Wednesday, June 13, 2018

Western District Denies Motion to Dismiss in FMLA Case

Originally published by Thomas J. Crane.

In Myles v. UT Health Science Center at San Antonio, No. 17-00871-XR, 2018 US Dist. LEXIS 5080 (W.D. Tex.), we see an instance in which the state employee successfully sued the state employer for a violation of the Family Medical Leave Act. Normally, a state employer is immune to a suit based on the FMLA, if the allegation is the employee had to stay home to care for herself. The state employer can simply cite its Eleventh Amendment immunity, and the lawsuit would end. But, in this case, the employee also sued the individual managers who were responsible for her termination.

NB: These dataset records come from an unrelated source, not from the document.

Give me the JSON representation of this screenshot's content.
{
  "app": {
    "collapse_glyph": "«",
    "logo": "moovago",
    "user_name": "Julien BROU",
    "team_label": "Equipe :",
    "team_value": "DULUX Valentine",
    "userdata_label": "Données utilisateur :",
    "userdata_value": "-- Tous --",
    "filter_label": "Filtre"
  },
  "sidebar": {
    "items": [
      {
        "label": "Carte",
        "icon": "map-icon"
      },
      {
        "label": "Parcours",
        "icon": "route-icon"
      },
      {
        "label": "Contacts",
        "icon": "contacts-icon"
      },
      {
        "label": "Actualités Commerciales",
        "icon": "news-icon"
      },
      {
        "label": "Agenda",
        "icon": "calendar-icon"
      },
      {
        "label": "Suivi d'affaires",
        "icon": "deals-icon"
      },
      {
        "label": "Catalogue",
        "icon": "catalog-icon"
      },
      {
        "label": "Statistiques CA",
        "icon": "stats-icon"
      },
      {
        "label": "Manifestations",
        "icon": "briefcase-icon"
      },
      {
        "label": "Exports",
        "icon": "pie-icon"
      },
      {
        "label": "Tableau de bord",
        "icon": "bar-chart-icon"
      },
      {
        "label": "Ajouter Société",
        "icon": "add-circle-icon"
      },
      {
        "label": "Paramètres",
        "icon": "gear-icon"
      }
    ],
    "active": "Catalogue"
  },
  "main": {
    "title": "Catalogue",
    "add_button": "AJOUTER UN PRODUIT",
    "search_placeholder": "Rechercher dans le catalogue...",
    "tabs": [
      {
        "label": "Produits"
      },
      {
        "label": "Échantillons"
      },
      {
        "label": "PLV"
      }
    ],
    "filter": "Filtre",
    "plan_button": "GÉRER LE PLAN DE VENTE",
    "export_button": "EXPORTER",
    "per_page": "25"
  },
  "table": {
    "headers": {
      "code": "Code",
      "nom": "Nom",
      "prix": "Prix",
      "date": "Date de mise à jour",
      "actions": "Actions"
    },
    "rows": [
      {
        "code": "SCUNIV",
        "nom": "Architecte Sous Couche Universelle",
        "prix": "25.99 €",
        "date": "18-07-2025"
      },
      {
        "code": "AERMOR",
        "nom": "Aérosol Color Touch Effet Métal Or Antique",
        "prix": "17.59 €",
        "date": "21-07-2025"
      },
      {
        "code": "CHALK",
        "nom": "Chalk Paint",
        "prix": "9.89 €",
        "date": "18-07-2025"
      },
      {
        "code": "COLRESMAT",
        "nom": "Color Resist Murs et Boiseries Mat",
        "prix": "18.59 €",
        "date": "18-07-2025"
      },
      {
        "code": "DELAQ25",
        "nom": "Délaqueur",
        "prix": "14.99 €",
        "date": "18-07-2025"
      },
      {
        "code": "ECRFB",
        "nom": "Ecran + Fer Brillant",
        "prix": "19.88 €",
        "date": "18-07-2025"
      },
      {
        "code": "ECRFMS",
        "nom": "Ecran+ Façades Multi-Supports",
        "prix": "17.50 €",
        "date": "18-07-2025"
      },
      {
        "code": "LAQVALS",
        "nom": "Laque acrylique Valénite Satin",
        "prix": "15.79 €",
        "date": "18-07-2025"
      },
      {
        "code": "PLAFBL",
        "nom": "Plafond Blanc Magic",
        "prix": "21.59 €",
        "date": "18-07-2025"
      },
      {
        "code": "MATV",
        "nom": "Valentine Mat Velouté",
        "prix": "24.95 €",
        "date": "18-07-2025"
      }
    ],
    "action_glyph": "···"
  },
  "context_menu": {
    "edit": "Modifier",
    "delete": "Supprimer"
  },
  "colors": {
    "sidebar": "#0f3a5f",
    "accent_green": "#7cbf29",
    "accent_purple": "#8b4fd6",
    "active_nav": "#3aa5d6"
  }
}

Loretta Myles worked for UTHSC for many years, eventually rising to the manager level in the Human Resources department in 2009. In 2015, she requested FMLA leave to care for her ill husband. He suffered from prostrate cancer. But, Plaintiff’s supervisor, Ann Gaeke told her not to use FMLA leave. At one point, Ms. Gaeke warned Ms. Myles she should start looking for another job. The Plaintiff then took several weeks leave, saying she needed a break from harassment by her supervisor. On her first day back at work, Ms. Gaeke presented the employee with written discipline. Three days later, she was fired.

At the outset, the employer submitted a motion to dismisses citing Eleventh Amendment immunity. The Agency also argued that the two named defendants, Ann Gaeke and Heather Kobbe, are not “employers” as defined in the FMLA. But, the district court pointed to caselaw which did find that “employer” could include a public employee. Looking at Ms. Myles’ leave request as “self-care,” the court rightly noted that the Supreme Court has held that state employees cannot sue the state under the FMLA for taking care of oneself. But, the district court noted that Ms. Gaeke took sufficient actions against the plaintiff that her actions were in controversy. This was more than a supervisor simply carrying out state mandated requirements.

In its reply brief, the state raised the issue of qualified immunity regarding Ms. Gaeke. But, accepting the Plaintiff’s allegations as true, as the court must, the plaintiff has shown sufficient facts to indicate Ms. Gaeke violated clear statutory rights. Therefore, qualified immunity does not apply.